Rahmi hanya diam. Dalam hatinya, dentum-dentum itu bergetar sangat cepat. Nadinya menyembur diantara arteri-arteri tangannya. Tangannya gemetar, ia berusaha tenangkan dengan menempatkannya diatas pahanya. Tapi ia tetap saja bingung dan tak bisa memahami apa yang dikatakan Arif tadi.
"Rahmi?," Arif menanyainya.
"Iya?," jawab Rahmi kaget. "Kenapa?,"
"Nggak, tidak mengapa. Lanjutkan saja. Ada telpon di hapemu," Arif mengingatkan Rahmi. Handphonenya sekarang berbunyi, wajah Bayu tertampil di layar besarnya. Rahmi yang kepalang canggung akhirnya mengangkatnya dan meletakkannya di samping telinga.
"Halo, ada apa?," ucap Rahmi ramah pada telponnya. Dalam pikiran Rahmi, entah apa yang dilakukan Bayu, menurutnya mengganggu ketenangannya. Ia tak bisa berpikir dengan tenang saat ia berusaha menenangkan dirinya. Suara Bayu menggema di pikirannya, tapi ia tak menangkap satupun kata dalam pemahamannya. Suara itu lewat begitusaja di telinganya. Diperhatikannya, Arif hanya diam dan memandangi luar. Orang tampan itu memikat hatinya sekali lagi. Entah apa yang dikatakan Bayu di akhir-akhir percakapannya, yang ada telpon itu ditutup darisana. Rahmi meletakkan hapenya diatas meja.

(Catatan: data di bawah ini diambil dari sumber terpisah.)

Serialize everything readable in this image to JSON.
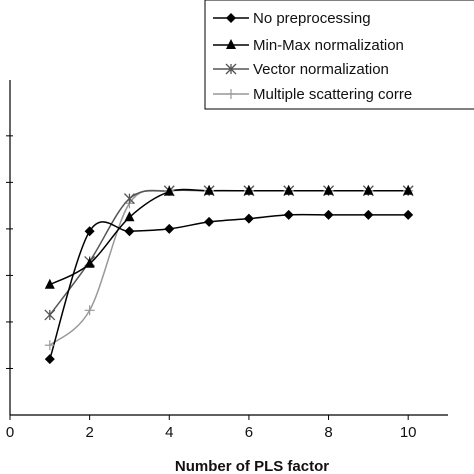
{
  "chart_data": {
    "type": "line",
    "title": "",
    "xlabel": "Number of PLS factor",
    "ylabel": "",
    "xlim": [
      0,
      11
    ],
    "ylim": [
      0,
      7.2
    ],
    "x_ticks": [
      0,
      2,
      4,
      6,
      8,
      10
    ],
    "y_ticks": [
      1,
      2,
      3,
      4,
      5,
      6
    ],
    "grid": false,
    "legend_position": "top-right",
    "series": [
      {
        "name": "No preprocessing",
        "marker": "diamond",
        "color": "#000000",
        "x": [
          1,
          2,
          3,
          4,
          5,
          6,
          7,
          8,
          9,
          10
        ],
        "y": [
          1.2,
          3.95,
          3.95,
          4.0,
          4.15,
          4.22,
          4.3,
          4.3,
          4.3,
          4.3
        ]
      },
      {
        "name": "Min-Max normalization",
        "marker": "triangle",
        "color": "#000000",
        "x": [
          1,
          2,
          3,
          4,
          5,
          6,
          7,
          8,
          9,
          10
        ],
        "y": [
          2.8,
          3.25,
          4.25,
          4.8,
          4.82,
          4.82,
          4.82,
          4.82,
          4.82,
          4.82
        ]
      },
      {
        "name": "Vector normalization",
        "marker": "asterisk",
        "color": "#555555",
        "x": [
          1,
          2,
          3,
          4,
          5,
          6,
          7,
          8,
          9,
          10
        ],
        "y": [
          2.15,
          3.3,
          4.65,
          4.82,
          4.82,
          4.82,
          4.82,
          4.82,
          4.82,
          4.82
        ]
      },
      {
        "name": "Multiple scattering corre",
        "marker": "plus",
        "color": "#999999",
        "x": [
          1,
          2,
          3,
          4,
          5,
          6,
          7,
          8,
          9,
          10
        ],
        "y": [
          1.5,
          2.25,
          4.55,
          4.82,
          4.82,
          4.82,
          4.82,
          4.82,
          4.82,
          4.82
        ]
      }
    ]
  }
}
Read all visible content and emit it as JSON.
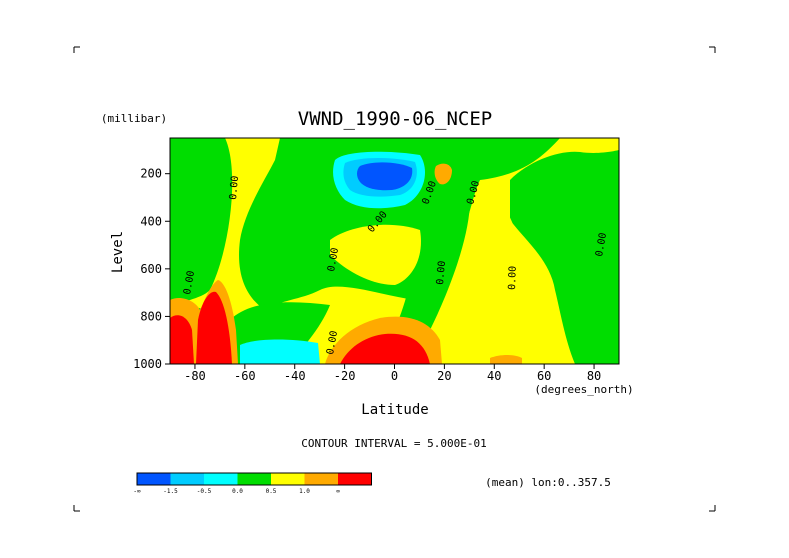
{
  "chart_data": {
    "type": "heatmap",
    "title": "VWND_1990-06_NCEP",
    "xlabel": "Latitude",
    "ylabel": "Level",
    "y_units": "(millibar)",
    "x_units": "(degrees_north)",
    "xlim": [
      -90,
      90
    ],
    "ylim": [
      1000,
      50
    ],
    "x_ticks": [
      -80,
      -60,
      -40,
      -20,
      0,
      20,
      40,
      60,
      80
    ],
    "x_tick_labels": [
      "-80",
      "-60",
      "-40",
      "-20",
      "0",
      "20",
      "40",
      "60",
      "80"
    ],
    "y_ticks": [
      200,
      400,
      600,
      800,
      1000
    ],
    "y_tick_labels": [
      "200",
      "400",
      "600",
      "800",
      "1000"
    ],
    "contour_interval_text": "CONTOUR INTERVAL = 5.000E-01",
    "mean_text": "(mean) lon:0..357.5",
    "contour_labels": [
      "0.00",
      "0.00",
      "0.00",
      "0.00",
      "0.00",
      "0.00",
      "0.00",
      "0.00",
      "0.00",
      "0.00"
    ],
    "colorbar": {
      "levels": [
        "-∞",
        "-1.5",
        "-0.5",
        "0.0",
        "0.5",
        "1.0",
        "∞"
      ],
      "colors": [
        "#0055ff",
        "#00ccff",
        "#00ffff",
        "#00dd00",
        "#ffff00",
        "#ffaa00",
        "#ff0000"
      ]
    },
    "regions": [
      {
        "value": -2.0,
        "color": "#0055ff",
        "description": "jet core 200 mb near -15"
      },
      {
        "value": -1.0,
        "color": "#00ffff",
        "description": "upper negative lobe around -20..10 at 150-300 mb"
      },
      {
        "value": -0.8,
        "color": "#00ffff",
        "description": "surface negative band -57..-33 near 950 mb"
      },
      {
        "value": 0.2,
        "color": "#00dd00",
        "description": "near-zero zones"
      },
      {
        "value": 0.7,
        "color": "#ffff00",
        "description": "weak positive broad regions"
      },
      {
        "value": 1.2,
        "color": "#ffaa00",
        "description": "positive lobes at surface"
      },
      {
        "value": 2.5,
        "color": "#ff0000",
        "description": "strong positive at -90..-70 and -20..15 near surface"
      }
    ]
  },
  "corner_marks": [
    "top-left",
    "top-right",
    "bottom-left",
    "bottom-right"
  ]
}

"Siapa?," tanya Arif basa-basi.
"Oh, ini anu." Pikiran Rahmi kosong seketika, "Kawan tadi." Jawabnya sebisanya.
"Iya." Arif menengok dalam-dalam ke wajah Rahmi sekarang. "Sekarang, apa yang kau minta dariku?,"
Rahmi berusaha untuk tetap professional, tapi sepertinya ia tak sanggup melakukannya sekarang. Perasaannya melemas, wajahnya memerah karena malu dipandangi Arif seperti itu. Ia membuka lagi hapenya dan melihati check-list pertanyaan yang sudah ditulisnya tadi saat di kantor.
"Ini, aku ingin bertanya masalah ini," tanya Rahmi. "Apa kau merasa janggal dengan pembangunan gedung enam lantai itu?,"
"Tidak juga," jawab Arif. "Aku tak berpikir itu janggal."
"Mengapa? Aku yakin kau pernah mendengar desas-desus korupsi disana."